Dans un courrier au même Franck Leroy, d’autres parents détaillent la nature du problème5 :

« Désormais les heures de devoirs et de loisir ne sont plus séparées. L’un et l’autre sont mélangés, les devoirs sont parasités par la tentation permanente de switcher sur d’autres contenus, sur les médias sociaux, sur YouTube, sur des jeux vidéo etc. »

Force est en effet de constater que, dans les faits, le temps d’usage « pédagogique » de cet ordinateur offert par la région n’excède jamais 10 % de son temps d’usage global, le reste pouvant être qualifié de « consommation numérique » (réseaux sociaux, vidéos, jeux ou shopping en ligne, etc.). Aussi, lorsqu’on interroge les parents de ces lycéens, ils expriment le plus souvent une forme de colère, liée à l’impuissance dans laquelle ils se retrouvent de protéger leurs enfants de cette surexposition manifeste, et que résume bien ce courrier6 :

« Pour le dire ouvertement, nous nous sommes sentis floués par l’institution scolaire. Nous avons ressenti une sorte de cynisme, un acte de désolidarisation de l’école avec nous . »

Ce « ressenti » est très largement partagé dans l’ensemble des classes sociales, et probablement plus fortement encore chez les parents de milieux populaires qui, pour beaucoup, vivent ce « lycée 4.0 » comme une « trahison », une dépossession. Beaucoup d’entre eux ont le sentiment dérangeant qu’« on cherche à abrutir [leurs] enfants », avec la conscience d’avoir certainement moins les moyens que des parents plus aisés d’extraire leurs enfants de cet engrenage pernicieux. Il apparaît en tout cas évident que, bien loin de « réduire la fracture numérique », comme le défendent ses promoteurs, cette « modernisation » forcée accentue au contraire les inégalités scolaires et accélère les dynamiques d’échec.
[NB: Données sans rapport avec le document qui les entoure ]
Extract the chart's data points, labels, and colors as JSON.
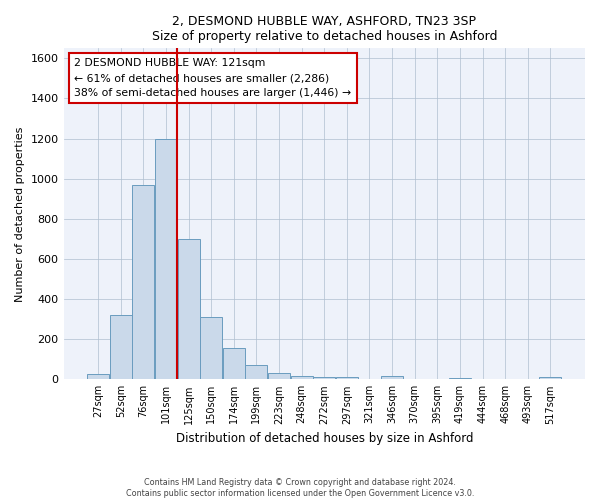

Quant aux lycéens eux-mêmes, s’ils ont pu d’abord pour une majorité se réjouir de se voir attribuer cet ordinateur personnel – en y voyant l’opportunité d’une formule « open bar » pour les jeux vidéo et l’accès à Internet –, ils développent à l’usage un réel scepticisme quant aux capacités qui leur sont finalement fournies à travers cette scolarité en tout numérique. Pour preuve, un entretien réalisé par le collectif CoLINE avec un échantillon de « lycéens 4.0 » de Terminale7, ayant donc étudié tout au long du lycée sans livres. Ils expriment dans cet entretien des questionnements qui rejoignent ceux des parents : l’un d’eux se demande « pourquoi vouloir détruire des liens sociaux en nous imposant l’usage de l’ordinateur » et, alors, « quel rôle a l’école » ; un autre affirme penser « qu’on nous rend plus stupides, plus bêtes, avec moins de capacités de réflexion ». Une jeune fille pointe encore une autre dimension : « Écologiquement c’est une catastrophe8 ! ».

Une aberration écologique, pédagogique et cognitive

Sur ce point comme sur d’autres, le double discours est en effet flagrant. On enjoint à cette génération d’être « responsable » face aux enjeux environnementaux, elle a souvent conscience de ceux-ci et se voit en même temps contrainte à un usage permanent du numérique dont elle connaît l’aspect dévastateur. On estime en effet que la fabrication d’un ordinateur de 2 kg nécessite en moyenne l’extraction de 600 kg de matières premières (issues de mines africaines dont le coût humain est désastreux), 1,5 tonne d’eau, 22 kg de produits chimiques et 240 kg d’énergie à combustible fossile9. Et c’est sans compter le fait que l’immense majorité de ces terminaux iront finir leur cycle de vie dans d’immenses décharges, le recyclage et le réemploi étant absolument minimes10, non plus que le coût environnement du stockage de données en ligne, la « dématérialisation » promise par Internet étant depuis longtemps démystifiée11. On est là bel et bien face à une injonction contradictoire, permanente qui plus est.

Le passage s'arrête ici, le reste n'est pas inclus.